The RTX 5090 doesn’t just lead—it commands a substantial advantage over the Radeon RX 7900 XTX. In tests involving Distill Qwen 7b and Distill Llama 8b, the GPU achieved a staggering rate of up to 200 tokens per second. This is nearly double the speed that AMD’s RX 7900 XTX managed. This not only underscores NVIDIA’s stronghold in AI performance but also points to an exciting future where edge AI becomes a common feature on consumer PCs, driven by the robust “RTX on AI” support.

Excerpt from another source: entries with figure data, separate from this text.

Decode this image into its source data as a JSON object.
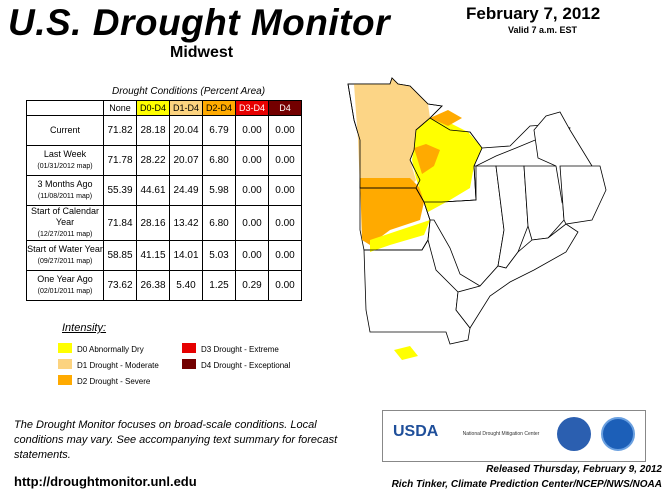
{
  "header": {
    "title": "U.S. Drought Monitor",
    "region": "Midwest",
    "date": "February 7, 2012",
    "valid": "Valid 7 a.m. EST"
  },
  "table": {
    "caption": "Drought Conditions (Percent Area)",
    "columns": [
      "None",
      "D0-D4",
      "D1-D4",
      "D2-D4",
      "D3-D4",
      "D4"
    ],
    "column_colors": [
      "#ffffff",
      "#ffff00",
      "#fcd37f",
      "#ffaa00",
      "#e60000",
      "#730000"
    ],
    "column_text_colors": [
      "#000000",
      "#000000",
      "#000000",
      "#000000",
      "#ffffff",
      "#ffffff"
    ],
    "rows": [
      {
        "label": "Current",
        "sub": "",
        "values": [
          "71.82",
          "28.18",
          "20.04",
          "6.79",
          "0.00",
          "0.00"
        ]
      },
      {
        "label": "Last Week",
        "sub": "(01/31/2012 map)",
        "values": [
          "71.78",
          "28.22",
          "20.07",
          "6.80",
          "0.00",
          "0.00"
        ]
      },
      {
        "label": "3 Months Ago",
        "sub": "(11/08/2011 map)",
        "values": [
          "55.39",
          "44.61",
          "24.49",
          "5.98",
          "0.00",
          "0.00"
        ]
      },
      {
        "label": "Start of Calendar Year",
        "sub": "(12/27/2011 map)",
        "values": [
          "71.84",
          "28.16",
          "13.42",
          "6.80",
          "0.00",
          "0.00"
        ]
      },
      {
        "label": "Start of Water Year",
        "sub": "(09/27/2011 map)",
        "values": [
          "58.85",
          "41.15",
          "14.01",
          "5.03",
          "0.00",
          "0.00"
        ]
      },
      {
        "label": "One Year Ago",
        "sub": "(02/01/2011 map)",
        "values": [
          "73.62",
          "26.38",
          "5.40",
          "1.25",
          "0.29",
          "0.00"
        ]
      }
    ]
  },
  "legend": {
    "title": "Intensity:",
    "items": [
      {
        "label": "D0 Abnormally Dry",
        "color": "#ffff00"
      },
      {
        "label": "D1 Drought - Moderate",
        "color": "#fcd37f"
      },
      {
        "label": "D2 Drought - Severe",
        "color": "#ffaa00"
      },
      {
        "label": "D3 Drought - Extreme",
        "color": "#e60000"
      },
      {
        "label": "D4 Drought - Exceptional",
        "color": "#730000"
      }
    ]
  },
  "footer": {
    "note": "The Drought Monitor focuses on broad-scale conditions. Local conditions may vary. See accompanying text summary for forecast statements.",
    "url": "http://droughtmonitor.unl.edu",
    "released": "Released Thursday, February 9, 2012",
    "author": "Rich Tinker, Climate Prediction Center/NCEP/NWS/NOAA"
  },
  "logos": {
    "usda": "USDA",
    "ndmc": "National Drought Mitigation Center"
  }
}
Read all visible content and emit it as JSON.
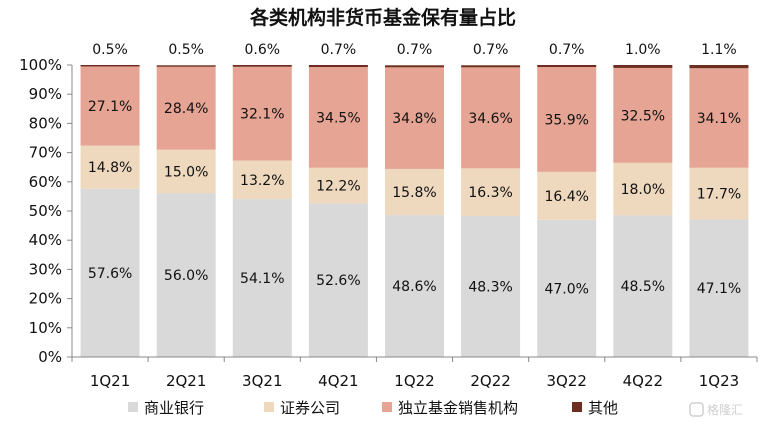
{
  "chart_data": {
    "type": "bar",
    "stacked": true,
    "title": "各类机构非货币基金保有量占比",
    "categories": [
      "1Q21",
      "2Q21",
      "3Q21",
      "4Q21",
      "1Q22",
      "2Q22",
      "3Q22",
      "4Q22",
      "1Q23"
    ],
    "series": [
      {
        "name": "商业银行",
        "color": "#d9d9d9",
        "values": [
          57.6,
          56.0,
          54.1,
          52.6,
          48.6,
          48.3,
          47.0,
          48.5,
          47.1
        ]
      },
      {
        "name": "证券公司",
        "color": "#eed9bf",
        "values": [
          14.8,
          15.0,
          13.2,
          12.2,
          15.8,
          16.3,
          16.4,
          18.0,
          17.7
        ]
      },
      {
        "name": "独立基金销售机构",
        "color": "#e6a594",
        "values": [
          27.1,
          28.4,
          32.1,
          34.5,
          34.8,
          34.6,
          35.9,
          32.5,
          34.1
        ]
      },
      {
        "name": "其他",
        "color": "#6b2e1f",
        "values": [
          0.5,
          0.5,
          0.6,
          0.7,
          0.7,
          0.7,
          0.7,
          1.0,
          1.1
        ]
      }
    ],
    "labels": {
      "商业银行": [
        "57.6%",
        "56.0%",
        "54.1%",
        "52.6%",
        "48.6%",
        "48.3%",
        "47.0%",
        "48.5%",
        "47.1%"
      ],
      "证券公司": [
        "14.8%",
        "15.0%",
        "13.2%",
        "12.2%",
        "15.8%",
        "16.3%",
        "16.4%",
        "18.0%",
        "17.7%"
      ],
      "独立基金销售机构": [
        "27.1%",
        "28.4%",
        "32.1%",
        "34.5%",
        "34.8%",
        "34.6%",
        "35.9%",
        "32.5%",
        "34.1%"
      ],
      "其他": [
        "0.5%",
        "0.5%",
        "0.6%",
        "0.7%",
        "0.7%",
        "0.7%",
        "0.7%",
        "1.0%",
        "1.1%"
      ]
    },
    "y_ticks": [
      "0%",
      "10%",
      "20%",
      "30%",
      "40%",
      "50%",
      "60%",
      "70%",
      "80%",
      "90%",
      "100%"
    ],
    "ylim": [
      0,
      100
    ],
    "grid": false,
    "legend_position": "bottom"
  },
  "watermark": "格隆汇"
}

For those looking to dive into DeepSeek R1 via NVIDIA’s RTX GPUs, the process is refreshingly straightforward. NVIDIA has released a detailed blog explaining the steps, making it as simple as using any online chatbot. Here’s a quick guide:
> “Developers wishing to explore this area can now experiment securely with the massive 671-billion-parameter DeepSeek-R1 model. Available as an NVIDIA NIM microservice preview at build.nvidia.com, it can churn out an impressive 3,872 tokens per second on just a single NVIDIA HGX H200 system.
>
> The anticipated availability of the API as a downloadable NIM microservice is set to be part of the NVIDIA AI Enterprise software package, allowing developers to test and experiment seamlessly. These standard APIs ease deployment, and enterprises can ensure data security by choosing to run the NIM microservice on their preferred accelerated computing setups.”
>
> – NVIDIA
With NVIDIA’s NIM service, both developers and tech enthusiasts have an easy on-ramp to experiment with AI models locally. It not only enhances performance but also ensures data privacy, provided your hardware meets the requirements.